Une crise permanente
Les Etats-Unis ne peuvent tabler sur une politique de sanctions, estime Handelsblatt :
«La Corée du Nord, dans la mesure où elle veut décourager les velléités d'attaques américaines, ne renoncera jamais à devenir une véritable puissance nucléaire. Par ailleurs, la menace qui consiste à promettre le chaos nucléaire est l'argument de dissuasion numéro un des ultranationalistes à Pyongyang. Ils entendent ainsi pousser les Etats-Unis à renoncer à défendre la Corée du Sud, les contraindre à retirer leurs troupes de la péninsule et obtenir une réunification de la Corée sous l'égide de Pyongyang. ... De leur côté, ni la Chine ni la Russie n'ont intérêt à provoquer une rupture en prenant des sanctions trop strictes à l'encontre de la Corée du Nord.
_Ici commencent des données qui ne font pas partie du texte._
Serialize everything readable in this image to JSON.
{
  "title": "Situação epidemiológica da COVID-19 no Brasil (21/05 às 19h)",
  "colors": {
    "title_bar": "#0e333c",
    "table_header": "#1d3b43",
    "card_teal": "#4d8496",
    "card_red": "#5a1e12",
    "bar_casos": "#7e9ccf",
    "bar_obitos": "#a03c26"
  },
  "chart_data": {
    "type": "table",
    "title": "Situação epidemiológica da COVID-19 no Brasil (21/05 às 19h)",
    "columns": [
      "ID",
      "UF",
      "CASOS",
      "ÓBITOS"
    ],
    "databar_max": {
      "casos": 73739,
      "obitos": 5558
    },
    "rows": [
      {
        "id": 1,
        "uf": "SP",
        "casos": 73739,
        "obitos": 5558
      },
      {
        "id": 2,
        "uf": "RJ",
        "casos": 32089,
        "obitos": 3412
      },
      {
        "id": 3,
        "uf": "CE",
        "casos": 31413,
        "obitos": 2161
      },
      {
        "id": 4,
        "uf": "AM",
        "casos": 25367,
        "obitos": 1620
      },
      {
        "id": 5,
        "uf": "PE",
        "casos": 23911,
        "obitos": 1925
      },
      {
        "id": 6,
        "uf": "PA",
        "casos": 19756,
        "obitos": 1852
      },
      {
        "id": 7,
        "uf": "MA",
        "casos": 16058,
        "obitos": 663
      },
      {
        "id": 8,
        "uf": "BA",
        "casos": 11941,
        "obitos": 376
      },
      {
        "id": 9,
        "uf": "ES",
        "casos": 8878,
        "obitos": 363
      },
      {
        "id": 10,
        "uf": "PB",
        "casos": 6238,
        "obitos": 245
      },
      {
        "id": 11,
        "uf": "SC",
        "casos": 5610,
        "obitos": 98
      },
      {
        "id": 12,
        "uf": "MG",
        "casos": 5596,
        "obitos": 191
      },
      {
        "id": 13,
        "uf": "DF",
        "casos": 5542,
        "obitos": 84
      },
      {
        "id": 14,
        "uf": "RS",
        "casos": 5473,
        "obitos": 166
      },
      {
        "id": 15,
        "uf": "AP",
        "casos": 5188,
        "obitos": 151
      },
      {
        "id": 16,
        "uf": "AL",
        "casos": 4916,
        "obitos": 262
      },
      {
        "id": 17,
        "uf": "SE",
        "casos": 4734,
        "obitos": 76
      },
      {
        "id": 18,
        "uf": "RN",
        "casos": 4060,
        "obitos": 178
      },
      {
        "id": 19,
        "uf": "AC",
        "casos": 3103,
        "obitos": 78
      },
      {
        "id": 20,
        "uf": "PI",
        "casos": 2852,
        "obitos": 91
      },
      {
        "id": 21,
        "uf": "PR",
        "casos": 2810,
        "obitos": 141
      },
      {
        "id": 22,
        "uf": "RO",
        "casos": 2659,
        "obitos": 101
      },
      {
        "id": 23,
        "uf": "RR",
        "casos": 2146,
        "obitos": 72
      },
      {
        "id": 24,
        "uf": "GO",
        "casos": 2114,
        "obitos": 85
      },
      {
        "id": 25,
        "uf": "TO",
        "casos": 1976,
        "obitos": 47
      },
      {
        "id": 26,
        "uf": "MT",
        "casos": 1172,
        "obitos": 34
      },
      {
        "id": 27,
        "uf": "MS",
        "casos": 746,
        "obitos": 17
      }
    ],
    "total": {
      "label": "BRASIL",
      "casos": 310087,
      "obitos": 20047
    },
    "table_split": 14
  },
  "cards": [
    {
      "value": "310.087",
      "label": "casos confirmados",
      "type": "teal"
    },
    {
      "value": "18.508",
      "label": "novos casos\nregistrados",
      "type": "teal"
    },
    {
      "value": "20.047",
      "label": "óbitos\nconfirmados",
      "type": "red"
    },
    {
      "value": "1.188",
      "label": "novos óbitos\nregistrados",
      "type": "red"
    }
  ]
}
Car ce pays pauvre, qui forme une zone-tampon appréciable avec les Etats-Unis, peut aussi contribuer à semer la discorde entre Washington et ses alliés en Asie du Sud-Est.»
Le dialogue est la seule issue
La diplomatie représente l'unique moyen de résoudre le conflit avec la Corée du Nord, commente Delo, rappelant la fin de la guerre froide :
«Si l'on songe que l'interlocuteur principal de Washington n'est pas Pyongyang mais Pékin, on peut considérer qu'il s'agit du moment idéal pour mener des discussions, comme celles entre [les dirigeants américain et soviétique] Ronald Reagan et Mikhaïl Gorbatchev à la fin des années 1980. Les deux leaders avaient alors reconnu que l'initiative la plus judicieuse consistait avant tout à réduire les arsenaux atomiques. ... Si Trump ne veut pas rester dans les mémoires comme un mauvais président, il doit se demander ce qu'il peut encore faire pour rendre véritablement 'leur grandeur aux Etats-Unis'. Il peut faire en sorte, par exemple, que la réflexion et la diplomatie prennent le pas sur le bellicisme.»